As regular CFZ-watchers will know, for some time Corinna has been doing a column for Animals & Men and a regular segment on On The Track... particularly about out-of-place birds and rare vagrants. There seem to be more and more bird stories from all over the world hitting the news these days so, to make room for them all - and to give them all equal and worthy coverage - she has set up this new blog to cover all things feathery and Fortean.

Saturday 5 January 2013

Report finds $50M in post-Sandy bird habitat projects needed

The human devastation from Hurricane Sandy was so severe that not much attention was paid to other things -- such as the destruction of habitats that are important to birds.

But earlier today, the Manomet Center for Conservation Sciences and the National Fish and Wildlife Foundation released a report detailing nearly $50 million in restoration projects that are needed to help birds and bird habitats that were affected by Sandy.

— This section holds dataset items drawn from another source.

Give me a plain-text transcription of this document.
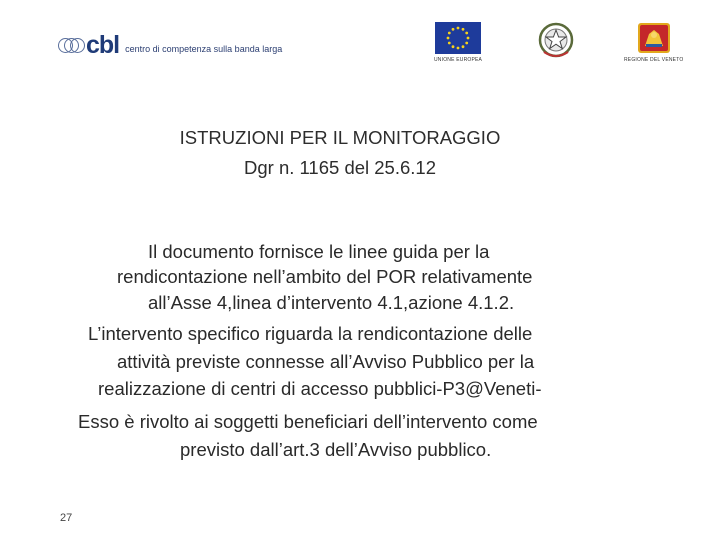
cbl centro di competenza sulla banda larga
UNIONE EUROPEA	REGIONE DEL VENETO
ISTRUZIONI PER IL MONITORAGGIO
Dgr n. 1165 del 25.6.12
Il documento fornisce le linee guida per la
rendicontazione nell’ambito del POR relativamente
all’Asse 4,linea d’intervento 4.1,azione 4.1.2.
L’intervento specifico riguarda la rendicontazione delle
attività previste connesse all’Avviso Pubblico per la
realizzazione di centri di accesso pubblici-P3@Veneti-
Esso è rivolto ai soggetti beneficiari dell’intervento come
previsto dall’art.3 dell’Avviso pubblico.
27
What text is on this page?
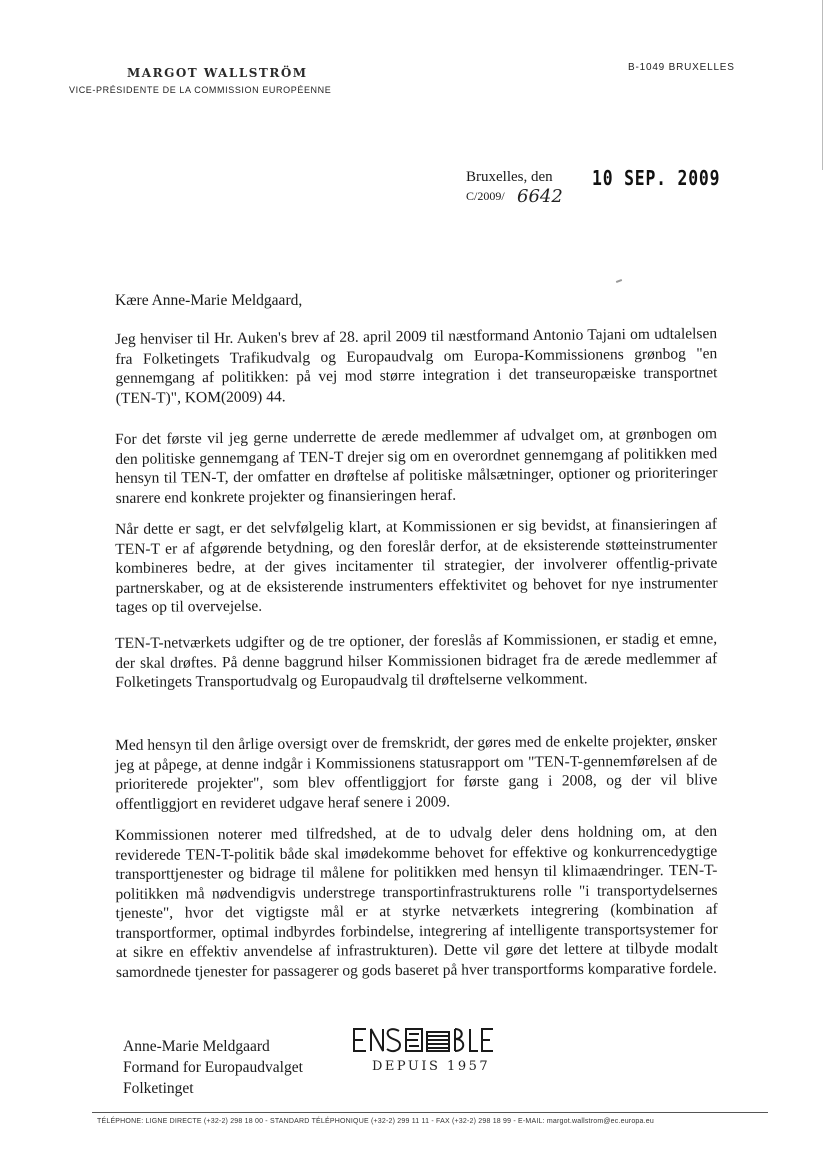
MARGOT WALLSTRÖM
VICE-PRÉSIDENTE DE LA COMMISSION EUROPÉENNE
B-1049 BRUXELLES
Bruxelles, den 10 SEP. 2009
C/2009/ 6642
Kære Anne-Marie Meldgaard,

Jeg henviser til Hr. Auken's brev af 28. april 2009 til næstformand Antonio Tajani om udtalelsen fra Folketingets Trafikudvalg og Europaudvalg om Europa-Kommissionens grønbog "en gennemgang af politikken: på vej mod større integration i det transeuropæiske transportnet (TEN-T)", KOM(2009) 44.

For det første vil jeg gerne underrette de ærede medlemmer af udvalget om, at grønbogen om den politiske gennemgang af TEN-T drejer sig om en overordnet gennemgang af politikken med hensyn til TEN-T, der omfatter en drøftelse af politiske målsætninger, optioner og prioriteringer snarere end konkrete projekter og finansieringen heraf.

Når dette er sagt, er det selvfølgelig klart, at Kommissionen er sig bevidst, at finansieringen af TEN-T er af afgørende betydning, og den foreslår derfor, at de eksisterende støtteinstrumenter kombineres bedre, at der gives incitamenter til strategier, der involverer offentlig-private partnerskaber, og at de eksisterende instrumenters effektivitet og behovet for nye instrumenter tages op til overvejelse.

TEN-T-netværkets udgifter og de tre optioner, der foreslås af Kommissionen, er stadig et emne, der skal drøftes. På denne baggrund hilser Kommissionen bidraget fra de ærede medlemmer af Folketingets Transportudvalg og Europaudvalg til drøftelserne velkomment.

Med hensyn til den årlige oversigt over de fremskridt, der gøres med de enkelte projekter, ønsker jeg at påpege, at denne indgår i Kommissionens statusrapport om "TEN-T-gennemførelsen af de prioriterede projekter", som blev offentliggjort for første gang i 2008, og der vil blive offentliggjort en revideret udgave heraf senere i 2009.

Kommissionen noterer med tilfredshed, at de to udvalg deler dens holdning om, at den reviderede TEN-T-politik både skal imødekomme behovet for effektive og konkurrencedygtige transporttjenester og bidrage til målene for politikken med hensyn til klimaændringer. TEN-T-politikken må nødvendigvis understrege transportinfrastrukturens rolle "i transportydelsernes tjeneste", hvor det vigtigste mål er at styrke netværkets integrering (kombination af transportformer, optimal indbyrdes forbindelse, integrering af intelligente transportsystemer for at sikre en effektiv anvendelse af infrastrukturen). Dette vil gøre det lettere at tilbyde modalt samordnede tjenester for passagerer og gods baseret på hver transportforms komparative fordele.

Anne-Marie Meldgaard
Formand for Europaudvalget
Folketinget
DEPUIS 1957
TÉLÉPHONE: LIGNE DIRECTE (+32-2) 298 18 00 - STANDARD TÉLÉPHONIQUE (+32-2) 299 11 11 - FAX (+32-2) 298 18 99 - E-MAIL: margot.wallstrom@ec.europa.eu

"Hurricane Sandy moved massive amounts of coastal sediments with the extreme power of storm-driven water, changing barrier landscapes, eroding important bird nesting islands and blowing out dikes of impoundments managed specifically for breeding, migrating and wintering shorebirds, seabirds, wading birds and waterfowl," the report noted.

Among the protects is $10 million needed to repair the Delaware Bay beaches in New Jersey, from Reeds Beach to Pierce's Point. This is prime spawning habitat for horseshoe crabs. Every spring -- notably on the highest tides in May -- the crabs swarm ashore to lay their eggs. That just happens to be when red knots and other shorebirds are arriving partway through their migrations from wintering grounds in South America to breeding grounds in the Arctic. They depend on the crab eggs to refuel and regain much-needed weight so they can continue their journey.

But the report said that "the cascading impact of storm surge and sand displacement" decreased the horseshoe crab spawning habitat "significantly." 

"With almost no sand for horseshoe crabs to spawn, the 'lifeblood' of many migrating shorebirds in the the Atlantic, horseshoe crab eggs will be virtually nonexistent," the report said.